Perception modifiée des enjeux de l’hybridation 

Tout laisse à penser que la crise a provoqué un sursaut, en particulier sur la conception que les entreprises se font de l’innovation. Et parmi l’ensemble des projets IT mis sur la table, l’hybridation du SI est en première ligne. L’hybridation n’est plus une inconnue. Nombre d’entreprises ont déjà déployé des solutions, variant du débordement dans le Cloud public pour des besoins de performances ponctuelles à une structuration de leur IT permettant une bascule de leur Cloud privé entièrement dans le Cloud Public si nécessaire. Dans le même temps, la plupart des métiers travaillent déjà à partir d’applications Cloud native, c’est-à-dire conçues spécifiquement pour tourner dans le Cloud. Il n’y a donc pas ici de difficultés particulières de compatibilité.  

En revanche, la crise a fait apparaître des insuffisances, tant au niveau de la sécurité des connexions, de l’optimisation des réseaux, du stockage et de la disponibilité de la donnée. L’absence de plan de continuité d’activité prévoyant l’hypothèse d’une augmentation des capacités, associée à une hybridation incomplète, concentrée sur un unique fournisseur de Cloud en général, a provoqué des blocages de longue durée éprouvants.  

Bertrand Rousseaux, Cloud Architecte Solutions chez SCC, constate une profonde remise en question des stratégies jusqu’ici opérées : « Les entreprises sont poussées à penser différemment et à rendre leurs choix initiaux plus modulables. » 

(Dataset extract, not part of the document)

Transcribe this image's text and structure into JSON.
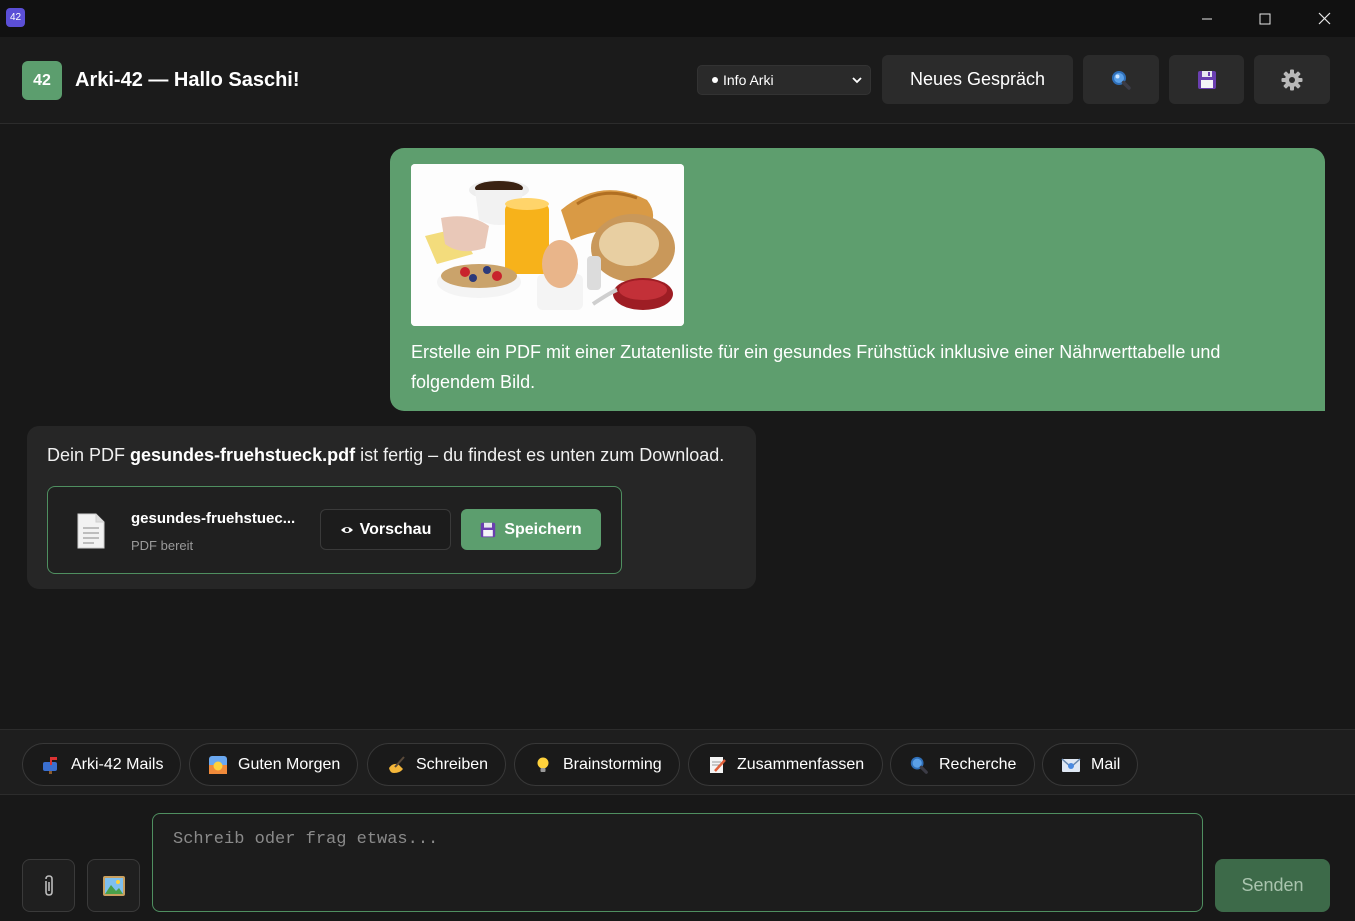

Répartir le risque et se faire mieux accompagner 

Pour Fabien Gautier et Pascal Catelineau, respectivement Directeur Marketing et Responsable Alliances & Channel chez Equinix, distinguent 3 types de situations. Il y a d’un côté toutes les entreprises dont l’activité a été décuplée avec la crise. Ce sont les secteurs du broadcast (radio, télévision, plateformes de streaming…), du gaming, du développement applicatif. Ces entreprises ont un besoin immédiat à combler, ajout de serveurs, upgrade des réseaux, renforcement de leur présence, multiconnexions. De l’autre, ce sont toutes les entreprises sans contrainte soudaine forte, mais qui disposent de budgets suffisants pour restructurer leurs réseaux. Les secteurs du luxe, de l’assurance, de la banque-finance prennent d’importantes mesures en prévision des mois à venir. Enfin, il y a un large pan de l’activité mû par une véritable obligation de repenser ses infrastructures. On songe notamment au secteur public, en particulier les hôpitaux, mais également l’éducation nationale.  

Si les contraintes sont différentes, ces trois grandes catégories se rejoignent sur l’impératif de mieux répartir le risque et de diminuer la dépendance à un seul fournisseur. En cela, l’aptitude d’une entreprise à s’interconnecter quand c’est nécessaire aux partenaires indispensables, à travers de multiples liens, représente un des principaux enjeux de l’évolution à venir.  

À ce besoin d’interconnexion s’ajoute l’exigence d’un accompagnement, d’une coordination orchestrée vers la création de ces nouveaux écosystèmes numériques, modulables et surtout adaptables à un contexte donné. En effet, il faudra savoir aussi anticiper la sortie de crise, et avec elle, viendront des attentes en capacité réseau moindres, sans toutefois sacrifier la haute performance et la faible latence qu’offre le multicloud hybride et l’interconnexion.